Seanad debates

Tuesday, 4 October 2016

2:30 pm

Photo of David NorrisDavid Norris (Independent) | Oireachtas source

I refer to the plight of the self-employed. For many years I have referred to the situation of self-employed persons who pay tax and PRSI but receive no social welfare benefits if they need them, despite the fact that the people they employ in their businesses receive them. I understand the Government is considering this issue and that there may be some changes. Today on the wireless I heard a man talk about the fact that he had taken out a pension policy 15 or 20 years ago. He paid €500 a month into the scheme. When he retired or his business collapsed or whatever happened, he discovered that the pension scheme into which he had paid was absolutely useless because the value of the pension was being subtracted from the value of the State pension. That meant he received absolutely no benefit. He had literally been throwing his money away. It was of no use to him whatsoever, apart from perhaps the satisfaction of realising he was saving the State a small amount of money.

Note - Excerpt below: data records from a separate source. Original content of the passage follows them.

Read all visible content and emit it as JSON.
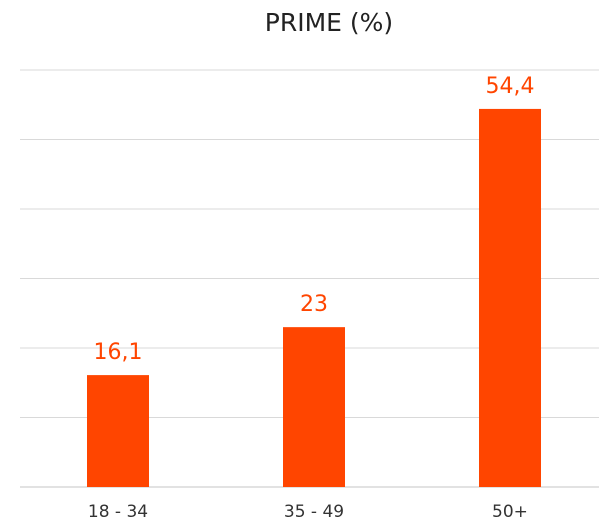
{
  "chart_data": {
    "type": "bar",
    "title": "PRIME (%)",
    "xlabel": "",
    "ylabel": "",
    "categories": [
      "18 - 34",
      "35 - 49",
      "50+"
    ],
    "values": [
      16.1,
      23,
      54.4
    ],
    "value_labels": [
      "16,1",
      "23",
      "54,4"
    ],
    "ylim": [
      0,
      60
    ],
    "grid": true,
    "legend": "none",
    "colors": {
      "bar": "#ff4500",
      "label": "#ff4500",
      "grid": "#d9d9d9",
      "title": "#222222",
      "tick": "#333333"
    }
  }
}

I successfully raised this issue in the House many years ago in the case of a blind person who had gained a place as a PhD student in Trinity College Dublin. The local authorities were subtracting the value of the scholarship from his blind pension payment. I thought this was unconscionable and did get movement on the issue. This injustice perpetrated against the self-employed, in a period when we are looking for as many entrepreneurs as possible, is a substantial discouragement. Why should the man in question not get the benefit of the pension scheme into which he paid for many years? I ask the Leader to suggest to the Government that it address this issue in the forthcoming budget.